Home  »  Opinion   »  
Opinion

Profesor Ini Menyarankan Agar Mimpi Jangan Diceritakan pada Orang Lain, Mengapa?

[Foto: huffpost.com]
Mimpi sering diibaratkan sebagai kembang tidur. Mimpi yang dialami seseorang, ada kalanya benar atau salah saat direfleksikan ke dunia nyata. Ada mimpi yang sifatnya menyenangkan, menakutkan, menyedihkan, atau lain sebagainya. Hingga saat ini, sederet penelitian pun belum bisa mengupas tuntas mengenai rahasia di balik mimpi.

Meski kebanyakan orang bermimpi saat tidur, hanya sedikit yang bisa mengingat isi mimpi mereka. Ketika bermimpi, sebenarnya seseorang melupakan sebagian besar mimpi tersebut. Sekitar 50 persen mimpi akan terhapus saat orang terbangun 5 menit. Lalu setelah 10 menit, orang akan melupakan 90 persen mimpi.

Oleh karena itu, mimpi yang berhasil diingat dan membekas dalam benak seseorang menjadi sesuatu yang sangat spesial dan patut diceritakan kepada orang lain. Namun, seorang profesor bernama Jim Davies dari Institute of Cognitive Science, Carleton University, menyarankan untuk tidak melakukannya.

Melalui artikelnya yang terbit 9 Mei 2017 di laman Scientific American, ia memaparkan dua teori mengenai alasan seseorang bermimpi dan mengapa mimpi terasa begitu menarik untuk diceritakan.

Pertama, teori aktivasi-sintesis yang mengatakan bahwa mimpi merupakan interpretasi dari aktivitas acak saraf tulang belakang dan otak kecil oleh otak depan manusia. Terkadang, informasi tersebut bisa kacau dan menyebabkan mimpi menjadi sangat aneh.


Selain itu, teori tersebut juga mendukung adanya interpretasi emosi melalui mimpi. Misalnya, ketika Anda mendapat mimpi buruk saat merasa khawatir di dunia nyata. Bukannya merasa khawatir karena mimpi buruk tersebut, kekhawatiran justru membuat Anda bermimpi buruk.

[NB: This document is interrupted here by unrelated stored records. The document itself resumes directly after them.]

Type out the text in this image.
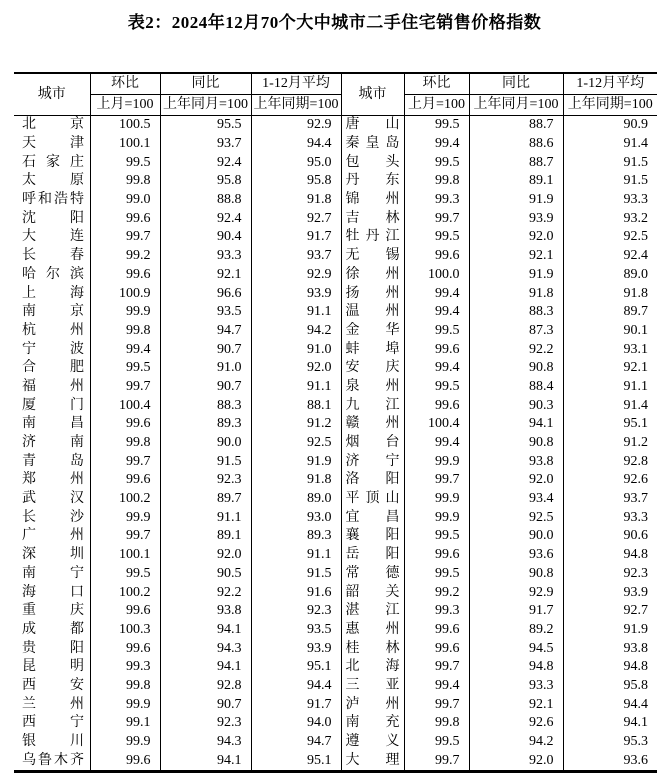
表2：2024年12月70个大中城市二手住宅销售价格指数
城市	环比	同比	1-12月平均	城市	环比	同比	1-12月平均
	上月=100	上年同月=100	上年同期=100		上月=100	上年同月=100	上年同期=100

北 京	100.5	95.5	92.9	唐 山	99.5	88.7	90.9

天 津	100.1	93.7	94.4	秦 皇 岛	99.4	88.6	91.4

石 家 庄	99.5	92.4	95.0	包 头	99.5	88.7	91.5

太 原	99.8	95.8	95.8	丹 东	99.8	89.1	91.5

呼 和 浩 特	99.0	88.8	91.8	锦 州	99.3	91.9	93.3

沈 阳	99.6	92.4	92.7	吉 林	99.7	93.9	93.2

大 连	99.7	90.4	91.7	牡 丹 江	99.5	92.0	92.5

长 春	99.2	93.3	93.7	无 锡	99.6	92.1	92.4

哈 尔 滨	99.6	92.1	92.9	徐 州	100.0	91.9	89.0

上 海	100.9	96.6	93.9	扬 州	99.4	91.8	91.8

南 京	99.9	93.5	91.1	温 州	99.4	88.3	89.7

杭 州	99.8	94.7	94.2	金 华	99.5	87.3	90.1

宁 波	99.4	90.7	91.0	蚌 埠	99.6	92.2	93.1

合 肥	99.5	91.0	92.0	安 庆	99.4	90.8	92.1

福 州	99.7	90.7	91.1	泉 州	99.5	88.4	91.1

厦 门	100.4	88.3	88.1	九 江	99.6	90.3	91.4

南 昌	99.6	89.3	91.2	赣 州	100.4	94.1	95.1

济 南	99.8	90.0	92.5	烟 台	99.4	90.8	91.2

青 岛	99.7	91.5	91.9	济 宁	99.9	93.8	92.8

郑 州	99.6	92.3	91.8	洛 阳	99.7	92.0	92.6

武 汉	100.2	89.7	89.0	平 顶 山	99.9	93.4	93.7

长 沙	99.9	91.1	93.0	宜 昌	99.9	92.5	93.3

广 州	99.7	89.1	89.3	襄 阳	99.5	90.0	90.6

深 圳	100.1	92.0	91.1	岳 阳	99.6	93.6	94.8

南 宁	99.5	90.5	91.5	常 德	99.5	90.8	92.3

海 口	100.2	92.2	91.6	韶 关	99.2	92.9	93.9

重 庆	99.6	93.8	92.3	湛 江	99.3	91.7	92.7

成 都	100.3	94.1	93.5	惠 州	99.6	89.2	91.9

贵 阳	99.6	94.3	93.9	桂 林	99.6	94.5	93.8

昆 明	99.3	94.1	95.1	北 海	99.7	94.8	94.8

西 安	99.8	92.8	94.4	三 亚	99.4	93.3	95.8

兰 州	99.9	90.7	91.7	泸 州	99.7	92.1	94.4

西 宁	99.1	92.3	94.0	南 充	99.8	92.6	94.1

银 川	99.9	94.3	94.7	遵 义	99.5	94.2	95.3

乌 鲁 木 齐	99.6	94.1	95.1	大 理	99.7	92.0	93.6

Teori kedua adalah mimpi sebagai persiapan untuk menghadapi situasi yang mengancam. Davis mengatakan, ada beberapa bukti yang menguatkan teori ini. Misalnya, emosi mimpi yang biasanya negatif dan topik mimpi yang berkutat pada ancaman nenek moyang seperti jatuh, dikejar, bencana alam, dan lain sebagainya.

“Elemen-elemen menakutkan ini lebih banyak terlihat dalam mimpi daripada kehidupan sehari-hari. Banyak orang bermimpi dikejar hewan, tetapi seberapa seringkah hal ini terjadi di dunia nyata?” ujar Davis. Lalu, mengapa begitu banyak orang yang senang bercerita mengenai mimpi?

Davis mengatakan, salah satu alasannya adalah karena kepercayaan bahwa dua kepala lebih baik daripada satu ketika menghadapi suatu masalah, termasuk yang seseorang lihat di dalam mimpi. Melalui diskusi, secara tidak langsung Anda berusaha untuk mempersiapkan diri jika menghadapi situasi serupa di dunia nyata.

Dalam hal ini, bias negativitas juga mempengaruhi. Secara alamiah, manusia memang akan lebih perhatian terhadap hal-hal yang negatif dan berbahaya. Oleh karena itu, mimpi yang biasanya berisi informasi negatif terasa lebih penting dari yang seharusnya.

Lalu, alasan berikutnya adalah tingkat emosi dalam mimpi. “Karena mimpi begitu emosional, mereka terasa begitu penting bagi orang yang mengalami. Namun, orang yang sekadar mendengarnya dan tidak merasakan emosinya akan kesulitan untuk mengerti,” ucap Davis.

Sebagai contoh, Anda bermimpi jatuh dari tangga. Bagi yang melihatnya sendiri dalam mimpi, pengalaman tersebut sangat menakutkan. Namun, orang lain yang tidak merasakannya bisa menganggap ketakutan Anda terhadap mimpi tersebut konyol.

Oleh karena itu, ada baiknya jika mimpi tidak dibicarakan kepada orang lain. Walaupun mimpi tersebut terasa penting dan menarik bagi Anda, hal itu akan terasa membosankan bagi orang lain yang mendengarnya.

Jadi, masihkah Anda berniat untuk menceritakan mimpi Anda kepada orang lain? Mungkin, salah satu alasan pernyataan Profesor Jim Davies adalah semata-mata ingin membuat momen mimpi Anda menjadi tidak konyol di mata orang lain.